The Council for Police Matters (PC-PM) is an advisory body to the European Committee on Crime Problems (CDCP). The PC-PM's terms of reference set out the following tasks:

  • to follow the development of European police systems (national and international);
  • to assist the CDPC in reviewing the implementation of Recommendation Rec (2001)10 on the European Code of Police Ethics and other relevant instruments of the Council of Europe;
  • to prepare, at the request of the Committee of Ministers or the CDPC, draft legal instruments and reports on police matters on the basis of ad hoc terms of reference;
  • to formulate opinions at the request of the CDPC;
  • to prepare conferences and high-level meetings on police matters;
  • to collect and disseminate documentation on police matters; and
  • to promote research on police matters.


The Pacific

The Pacific does not have regional standards that speak directly to police accountability. However, a regional organisation called the Pacific Islands Forum, that seeks to enhance cooperation between member states (which are almost all Commonwealth member states), has produced Forum declarations to strengthen regional governance and security, carrying implications for policing.

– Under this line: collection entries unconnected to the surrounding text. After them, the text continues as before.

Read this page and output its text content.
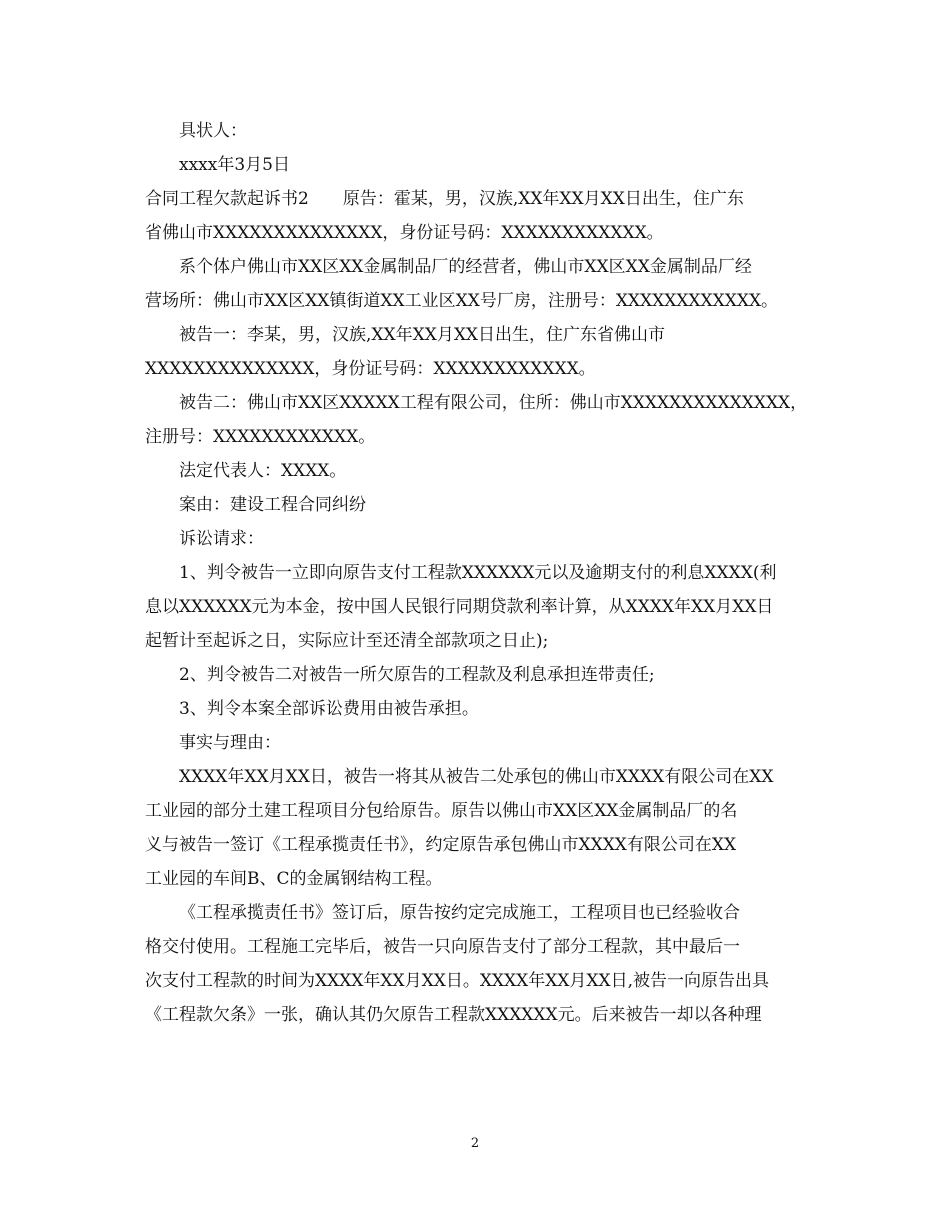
具状人：
xxxx年3月5日
合同工程欠款起诉书2　　原告：霍某，男，汉族,XX年XX月XX日出生，住广东
省佛山市XXXXXXXXXXXXXX，身份证号码：XXXXXXXXXXXX。
系个体户佛山市XX区XX金属制品厂的经营者，佛山市XX区XX金属制品厂经
营场所：佛山市XX区XX镇街道XX工业区XX号厂房，注册号：XXXXXXXXXXXX。
被告一：李某，男，汉族,XX年XX月XX日出生，住广东省佛山市
XXXXXXXXXXXXXX，身份证号码：XXXXXXXXXXXX。
被告二：佛山市XX区XXXXX工程有限公司，住所：佛山市XXXXXXXXXXXXXX，
注册号：XXXXXXXXXXXX。
法定代表人：XXXX。
案由：建设工程合同纠纷
诉讼请求：
1、判令被告一立即向原告支付工程款XXXXXX元以及逾期支付的利息XXXX(利
息以XXXXXX元为本金，按中国人民银行同期贷款利率计算，从XXXX年XX月XX日
起暂计至起诉之日，实际应计至还清全部款项之日止);
2、判令被告二对被告一所欠原告的工程款及利息承担连带责任;
3、判令本案全部诉讼费用由被告承担。
事实与理由：
XXXX年XX月XX日，被告一将其从被告二处承包的佛山市XXXX有限公司在XX
工业园的部分土建工程项目分包给原告。原告以佛山市XX区XX金属制品厂的名
义与被告一签订《工程承揽责任书》，约定原告承包佛山市XXXX有限公司在XX
工业园的车间B、C的金属钢结构工程。
《工程承揽责任书》签订后，原告按约定完成施工，工程项目也已经验收合
格交付使用。工程施工完毕后，被告一只向原告支付了部分工程款，其中最后一
次支付工程款的时间为XXXX年XX月XX日。XXXX年XX月XX日,被告一向原告出具
《工程款欠条》一张，确认其仍欠原告工程款XXXXXX元。后来被告一却以各种理
2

The Honiara Declaration (1992) provides a regional framework for cooperative law enforcement, particularly to tackle transnational crime.

The Aitutaki Declaration (1997) recognises the internal factors that drive conflict and supports regional security.

The Biketawa Declaration (2000) is more proactive as it lays out practical methods to coordinate regional responses during security crises. For example, this could involve deploying multinational police contingents, as in the Solomon Islands. The deployment of multinational police contingents is increasingly becoming a trend across the region.

The Nasonini Declaration on Regional Security (2002) promotes a regional response to counter terrorism.